I multitude, I tyrant,
I angel. I you, you
world, battlefield (16-19)
Importantly, the segmentation of the self occurs as a part of interconnection, where the second-person “you” of the reader is enjambed and enmeshed with the speaking subject. Here the common of the “world” is a clash, a cleaving of subjectivity on a battlefield that provokes the reader to recognize his or her subjectivity alongside his or her place in the “public sphere,” to recall Narbeshuber. It is precisely this interconnection that Keith Norris gestures toward, but fails to note outright, when he discusses the politics of Levertov’s “shifting, changing nature of the subject/poet/speaker,” which attempts to maintain a point of view while necessarily moving with perception (346). Additionally, it is interesting to note that the four “I”s back-to-back recall Sylvia Plath’s “Ich ich ich ich” in “Daddy,” reminding us again of the feminine poetic interest in linguistic subjectivity and its complications.
Returning to The Jacob’s Ladder, the most striking, and most political, example of this cleaving of the monadic self appears in what is perhaps the collection’s most famous and most frequently anthologized poem, “During the Eichmann Trial,” where Levertov meditates on the war crimes trial of former SS officer Adolf Eichmann. In light of Duncan’s eventual criticisms of Levertov’s overtly political work, one might expect this piece to reek of dogmatism, but it is actually a striking example of the ways that Levertov’s position as gendered Other in a vastly male-dominated school of poetry afforded her the opportunity to engage the personal politically, and to do so in a manner that brings to light the radical potentials of selfhood and its possible permutations. “During the Eichmann Trial” begins with an epigraph from Duncan which reads “When we look up / each from his being,” and suddenly the masculine pronoun offends.
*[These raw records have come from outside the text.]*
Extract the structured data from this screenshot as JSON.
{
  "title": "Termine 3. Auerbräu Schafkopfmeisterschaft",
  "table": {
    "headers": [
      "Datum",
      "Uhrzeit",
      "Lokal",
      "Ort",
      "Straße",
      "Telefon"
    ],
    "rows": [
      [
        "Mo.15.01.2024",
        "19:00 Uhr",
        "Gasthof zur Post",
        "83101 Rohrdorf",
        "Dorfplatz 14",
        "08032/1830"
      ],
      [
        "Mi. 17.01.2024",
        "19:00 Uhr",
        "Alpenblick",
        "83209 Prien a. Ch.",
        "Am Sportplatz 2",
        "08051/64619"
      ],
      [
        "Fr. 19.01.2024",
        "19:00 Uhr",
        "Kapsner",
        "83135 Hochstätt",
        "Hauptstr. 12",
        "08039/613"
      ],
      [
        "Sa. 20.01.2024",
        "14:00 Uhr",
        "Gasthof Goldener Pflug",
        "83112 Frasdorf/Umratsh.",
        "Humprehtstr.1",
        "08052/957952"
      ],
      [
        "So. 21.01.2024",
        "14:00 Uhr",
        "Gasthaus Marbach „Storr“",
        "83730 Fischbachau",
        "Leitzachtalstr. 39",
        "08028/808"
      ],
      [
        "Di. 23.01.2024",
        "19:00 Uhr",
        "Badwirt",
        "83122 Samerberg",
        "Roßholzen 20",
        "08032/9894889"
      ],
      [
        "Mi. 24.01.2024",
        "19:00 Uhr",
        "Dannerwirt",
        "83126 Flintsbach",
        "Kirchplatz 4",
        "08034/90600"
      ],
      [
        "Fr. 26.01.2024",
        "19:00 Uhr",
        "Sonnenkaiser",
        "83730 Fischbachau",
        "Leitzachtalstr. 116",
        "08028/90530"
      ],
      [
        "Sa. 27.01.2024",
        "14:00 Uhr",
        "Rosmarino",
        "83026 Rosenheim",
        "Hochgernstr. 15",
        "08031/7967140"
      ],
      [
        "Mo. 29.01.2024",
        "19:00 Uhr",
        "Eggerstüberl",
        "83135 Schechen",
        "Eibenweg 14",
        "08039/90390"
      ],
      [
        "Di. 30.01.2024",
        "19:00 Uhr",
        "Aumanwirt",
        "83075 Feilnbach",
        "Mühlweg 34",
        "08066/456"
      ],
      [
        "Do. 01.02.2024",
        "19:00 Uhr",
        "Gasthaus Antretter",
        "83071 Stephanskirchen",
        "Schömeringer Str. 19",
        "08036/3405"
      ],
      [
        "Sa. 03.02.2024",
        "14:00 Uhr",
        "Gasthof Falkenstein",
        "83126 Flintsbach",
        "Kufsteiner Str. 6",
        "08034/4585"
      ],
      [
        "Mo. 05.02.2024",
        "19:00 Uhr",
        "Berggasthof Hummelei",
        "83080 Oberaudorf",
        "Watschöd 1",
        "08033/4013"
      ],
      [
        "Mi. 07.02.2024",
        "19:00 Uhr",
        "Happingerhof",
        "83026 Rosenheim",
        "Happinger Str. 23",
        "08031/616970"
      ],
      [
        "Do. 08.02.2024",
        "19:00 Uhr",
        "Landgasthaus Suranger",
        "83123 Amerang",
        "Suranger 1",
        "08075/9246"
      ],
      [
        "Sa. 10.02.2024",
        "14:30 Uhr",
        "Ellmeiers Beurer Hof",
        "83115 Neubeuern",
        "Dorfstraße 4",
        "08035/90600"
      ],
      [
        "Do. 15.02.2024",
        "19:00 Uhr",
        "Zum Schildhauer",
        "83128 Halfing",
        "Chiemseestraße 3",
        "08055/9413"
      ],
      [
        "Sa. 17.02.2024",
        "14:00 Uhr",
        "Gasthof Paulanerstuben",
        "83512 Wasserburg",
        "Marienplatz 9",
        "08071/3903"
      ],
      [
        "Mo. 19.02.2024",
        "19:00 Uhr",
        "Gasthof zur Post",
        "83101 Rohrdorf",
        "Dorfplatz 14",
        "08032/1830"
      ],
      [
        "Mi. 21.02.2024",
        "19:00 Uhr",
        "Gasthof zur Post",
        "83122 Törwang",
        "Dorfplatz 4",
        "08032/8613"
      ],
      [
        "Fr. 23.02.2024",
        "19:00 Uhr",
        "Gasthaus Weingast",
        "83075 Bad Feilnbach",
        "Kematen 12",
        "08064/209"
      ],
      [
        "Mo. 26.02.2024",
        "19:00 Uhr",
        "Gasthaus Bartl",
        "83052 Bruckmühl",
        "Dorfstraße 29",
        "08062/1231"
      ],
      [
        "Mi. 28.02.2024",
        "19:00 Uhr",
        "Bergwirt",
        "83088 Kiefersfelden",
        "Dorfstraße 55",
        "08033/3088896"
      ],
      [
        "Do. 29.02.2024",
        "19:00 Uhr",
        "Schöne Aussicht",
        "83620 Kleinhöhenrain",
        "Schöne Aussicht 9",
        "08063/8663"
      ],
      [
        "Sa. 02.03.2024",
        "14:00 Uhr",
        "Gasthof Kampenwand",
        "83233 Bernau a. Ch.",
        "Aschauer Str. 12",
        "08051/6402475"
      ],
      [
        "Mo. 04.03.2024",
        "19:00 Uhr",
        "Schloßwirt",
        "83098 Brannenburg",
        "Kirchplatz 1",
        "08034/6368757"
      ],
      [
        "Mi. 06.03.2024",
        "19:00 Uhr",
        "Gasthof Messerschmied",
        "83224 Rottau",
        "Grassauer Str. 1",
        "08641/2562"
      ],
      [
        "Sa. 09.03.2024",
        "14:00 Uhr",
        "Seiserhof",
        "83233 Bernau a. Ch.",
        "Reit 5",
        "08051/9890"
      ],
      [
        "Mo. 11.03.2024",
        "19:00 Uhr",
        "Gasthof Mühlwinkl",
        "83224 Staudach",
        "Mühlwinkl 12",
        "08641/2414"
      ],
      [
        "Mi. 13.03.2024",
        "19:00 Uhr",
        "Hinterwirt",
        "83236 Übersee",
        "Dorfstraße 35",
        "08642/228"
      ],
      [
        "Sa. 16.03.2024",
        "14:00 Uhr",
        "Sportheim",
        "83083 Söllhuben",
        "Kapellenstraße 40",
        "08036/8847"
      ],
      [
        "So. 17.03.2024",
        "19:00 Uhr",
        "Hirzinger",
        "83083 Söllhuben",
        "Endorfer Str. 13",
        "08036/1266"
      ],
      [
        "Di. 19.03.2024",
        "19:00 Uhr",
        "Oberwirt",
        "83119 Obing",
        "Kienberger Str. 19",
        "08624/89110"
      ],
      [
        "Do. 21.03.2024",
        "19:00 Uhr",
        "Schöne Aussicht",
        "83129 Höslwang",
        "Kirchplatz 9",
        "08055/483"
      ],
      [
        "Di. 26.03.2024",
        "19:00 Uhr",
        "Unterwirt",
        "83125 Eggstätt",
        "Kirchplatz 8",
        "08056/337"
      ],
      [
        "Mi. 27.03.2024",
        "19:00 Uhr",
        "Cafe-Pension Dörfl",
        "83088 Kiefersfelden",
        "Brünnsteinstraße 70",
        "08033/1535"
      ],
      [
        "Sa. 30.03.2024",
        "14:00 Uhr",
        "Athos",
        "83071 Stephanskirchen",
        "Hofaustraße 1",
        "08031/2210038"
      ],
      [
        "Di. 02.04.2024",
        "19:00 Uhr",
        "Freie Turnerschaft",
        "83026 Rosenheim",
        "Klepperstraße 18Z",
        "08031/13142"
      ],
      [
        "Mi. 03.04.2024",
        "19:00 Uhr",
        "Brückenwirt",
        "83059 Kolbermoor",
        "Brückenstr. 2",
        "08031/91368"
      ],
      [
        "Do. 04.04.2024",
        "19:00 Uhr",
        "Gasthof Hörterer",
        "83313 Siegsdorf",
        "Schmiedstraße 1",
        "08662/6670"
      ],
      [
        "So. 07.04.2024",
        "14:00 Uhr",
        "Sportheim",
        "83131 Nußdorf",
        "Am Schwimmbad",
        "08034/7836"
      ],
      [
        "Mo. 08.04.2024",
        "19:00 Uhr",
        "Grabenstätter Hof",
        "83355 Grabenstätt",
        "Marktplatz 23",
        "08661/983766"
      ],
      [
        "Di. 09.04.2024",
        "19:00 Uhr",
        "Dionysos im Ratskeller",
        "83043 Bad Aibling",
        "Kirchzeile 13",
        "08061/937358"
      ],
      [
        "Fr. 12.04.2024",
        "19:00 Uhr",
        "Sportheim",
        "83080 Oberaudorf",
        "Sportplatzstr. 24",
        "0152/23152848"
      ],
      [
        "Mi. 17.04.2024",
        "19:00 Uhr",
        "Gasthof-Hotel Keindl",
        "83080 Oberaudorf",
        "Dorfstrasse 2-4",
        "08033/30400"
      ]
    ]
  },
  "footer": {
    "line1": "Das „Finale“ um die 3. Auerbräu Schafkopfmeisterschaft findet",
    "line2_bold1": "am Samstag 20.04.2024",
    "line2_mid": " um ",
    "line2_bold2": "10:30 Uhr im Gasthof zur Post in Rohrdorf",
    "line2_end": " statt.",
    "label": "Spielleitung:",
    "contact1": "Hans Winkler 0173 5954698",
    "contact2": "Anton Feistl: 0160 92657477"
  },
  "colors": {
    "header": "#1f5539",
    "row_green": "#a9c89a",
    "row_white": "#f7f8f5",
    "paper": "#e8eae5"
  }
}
I do not mean to suggest that the poem is purposefully or overtly feminist, but rather that Levertov’s position as one of the few women at Black Mountain, or one of the two brought in to speak at the 1963 Vancouver Poetry Conference, afforded her a position as outsider, and one for him the minimally egoic was less available, and even less alluring. Instead, the poem speaks from an “I” that is forced to confront her inherent connection with Eichmann by virtue of the humanity of both. The first page of the poem contains the strikingly bolded lines:
Here is a mystery,
a person, an
other, an I? (“i When We Looked Up” 16-8)
Linked by humanity, and by an apparently natural desire to ignore and to obey, Levertov’s speaker faces a connection with Eichmann, a man she finds abhorrent, but with whom her subjectivity eventually becomes enmeshed, first through pronouns (“he, you, I, which shall I say?”), then through identification (“we are members // of one another.”) So, when the “windows of history” are smashed near the poem’s end, Levertov takes subjectivity with it. “During the Eichmann Trial” still preaches in some form; it teaches its readers the importance of conviction rather than blind obedience, and it reminds us all of our communal responsibility to each other. And, with its reliance on images of “looking up” and watching the trial (watching other humans, looking into their eyes), it also relies quite heavily on a predetermined speaking/writing point-of-view. But, it also works in some small way to dismantle subjectivity, to smash it like a window until it stutters again with its “I, I, I, I.” A self, to be sure, but always in fragments, and thus not minimally egoic, but multiply so; a rhizomatic public sphere in which we as selves collide into responsibility like the molecules we are.